Sachverhalt und Verfahrensgang:
Die Beschwerdeführerin, eine Zeitungs-Verlagsgruppe, begehrte im Eilrechtsschutzverfahren die Übersendung einer anonymisierten Urteilskopie über ein Strafverfahren vor dem Landgericht gegen den ehemaligen Innenminister des Freistaates T. und Beigeordneten der Stadt E. (nachfolgend: der Beigeladene). Diesen hatte das Landgericht wegen Vorteilsannahme in zwei Fällen und Abgeordnetenbestechung zu einer Gesamtfreiheitsstrafe von einem Jahr und drei Monaten zur Bewährung verurteilt. Die Entscheidung über die Eröffnung des Hauptverfahrens gegen einen weiteren Beschuldigten stellte das Landgericht bis zur Revisionsentscheidung des Bundesgerichtshofs zurück.

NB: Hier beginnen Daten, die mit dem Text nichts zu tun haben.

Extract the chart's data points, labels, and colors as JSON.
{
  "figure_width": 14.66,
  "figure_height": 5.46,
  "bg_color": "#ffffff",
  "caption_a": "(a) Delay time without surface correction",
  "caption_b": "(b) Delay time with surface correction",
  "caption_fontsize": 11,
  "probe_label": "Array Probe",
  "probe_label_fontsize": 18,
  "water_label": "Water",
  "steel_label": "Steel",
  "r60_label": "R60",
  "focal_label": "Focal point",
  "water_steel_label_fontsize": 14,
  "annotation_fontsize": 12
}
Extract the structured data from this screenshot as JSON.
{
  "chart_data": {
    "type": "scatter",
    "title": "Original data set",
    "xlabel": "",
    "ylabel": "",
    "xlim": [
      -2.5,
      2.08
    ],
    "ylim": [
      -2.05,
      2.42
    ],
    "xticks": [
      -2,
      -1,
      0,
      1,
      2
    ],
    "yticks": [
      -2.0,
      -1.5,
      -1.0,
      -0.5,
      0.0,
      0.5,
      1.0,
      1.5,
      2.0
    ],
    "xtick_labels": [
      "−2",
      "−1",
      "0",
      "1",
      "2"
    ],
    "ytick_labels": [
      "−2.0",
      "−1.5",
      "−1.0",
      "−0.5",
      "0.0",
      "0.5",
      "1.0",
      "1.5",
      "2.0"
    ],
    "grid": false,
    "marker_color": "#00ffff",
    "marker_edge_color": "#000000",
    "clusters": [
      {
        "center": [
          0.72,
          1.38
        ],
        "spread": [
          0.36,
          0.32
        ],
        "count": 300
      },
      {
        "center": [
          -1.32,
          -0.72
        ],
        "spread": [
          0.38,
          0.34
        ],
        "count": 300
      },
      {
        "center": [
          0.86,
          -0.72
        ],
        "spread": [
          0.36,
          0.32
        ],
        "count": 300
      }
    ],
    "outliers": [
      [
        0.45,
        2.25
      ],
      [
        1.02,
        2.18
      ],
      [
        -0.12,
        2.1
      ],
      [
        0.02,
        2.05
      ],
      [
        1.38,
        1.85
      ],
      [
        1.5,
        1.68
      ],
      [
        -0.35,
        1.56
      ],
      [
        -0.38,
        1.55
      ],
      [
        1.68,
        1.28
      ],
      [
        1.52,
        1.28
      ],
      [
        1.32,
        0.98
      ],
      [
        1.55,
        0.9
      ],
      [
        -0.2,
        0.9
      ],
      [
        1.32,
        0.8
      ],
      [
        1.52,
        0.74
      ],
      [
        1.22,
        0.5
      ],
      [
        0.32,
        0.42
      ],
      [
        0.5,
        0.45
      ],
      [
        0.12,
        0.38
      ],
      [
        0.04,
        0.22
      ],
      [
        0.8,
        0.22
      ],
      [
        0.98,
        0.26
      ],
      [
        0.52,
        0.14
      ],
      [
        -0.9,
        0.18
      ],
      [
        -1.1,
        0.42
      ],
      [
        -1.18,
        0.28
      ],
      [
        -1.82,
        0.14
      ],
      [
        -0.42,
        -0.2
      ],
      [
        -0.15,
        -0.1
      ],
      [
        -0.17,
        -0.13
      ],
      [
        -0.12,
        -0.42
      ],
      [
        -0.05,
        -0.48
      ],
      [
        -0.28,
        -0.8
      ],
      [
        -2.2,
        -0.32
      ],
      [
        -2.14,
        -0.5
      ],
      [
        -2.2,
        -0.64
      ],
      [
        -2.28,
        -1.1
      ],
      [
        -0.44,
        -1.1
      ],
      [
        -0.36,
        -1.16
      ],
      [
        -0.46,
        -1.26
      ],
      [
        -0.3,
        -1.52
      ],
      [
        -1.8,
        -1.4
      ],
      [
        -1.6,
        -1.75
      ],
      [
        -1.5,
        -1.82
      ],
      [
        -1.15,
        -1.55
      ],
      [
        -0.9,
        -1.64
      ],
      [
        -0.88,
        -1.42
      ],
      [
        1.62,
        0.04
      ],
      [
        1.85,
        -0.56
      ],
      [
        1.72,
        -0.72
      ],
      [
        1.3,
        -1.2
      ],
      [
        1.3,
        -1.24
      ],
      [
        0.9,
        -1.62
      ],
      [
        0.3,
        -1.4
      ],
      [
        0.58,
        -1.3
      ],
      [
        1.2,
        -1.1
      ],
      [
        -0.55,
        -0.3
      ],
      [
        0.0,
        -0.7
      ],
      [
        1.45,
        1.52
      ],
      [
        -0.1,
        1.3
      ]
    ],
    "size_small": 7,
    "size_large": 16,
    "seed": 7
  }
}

Das Verwaltungsgericht hat den Präsidenten des Landgerichts antragsgemäß verpflichtet, der Beschwerdeführerin Auskunft über die schriftlichen Urteilsgründe durch Übersendung einer anonymisierten Kopie des vollständigen Urteils zu erteilen. Auf die Beschwerde des Beigeladenen änderte das Oberverwaltungsgericht mit angefochtenem Beschluss die Entscheidung des Verwaltungsgerichts ab und lehnte den Antrag der Beschwerdeführerin auf Auskunftserteilung ab. Hiergegen richtet sich die Verfassungsbeschwerde.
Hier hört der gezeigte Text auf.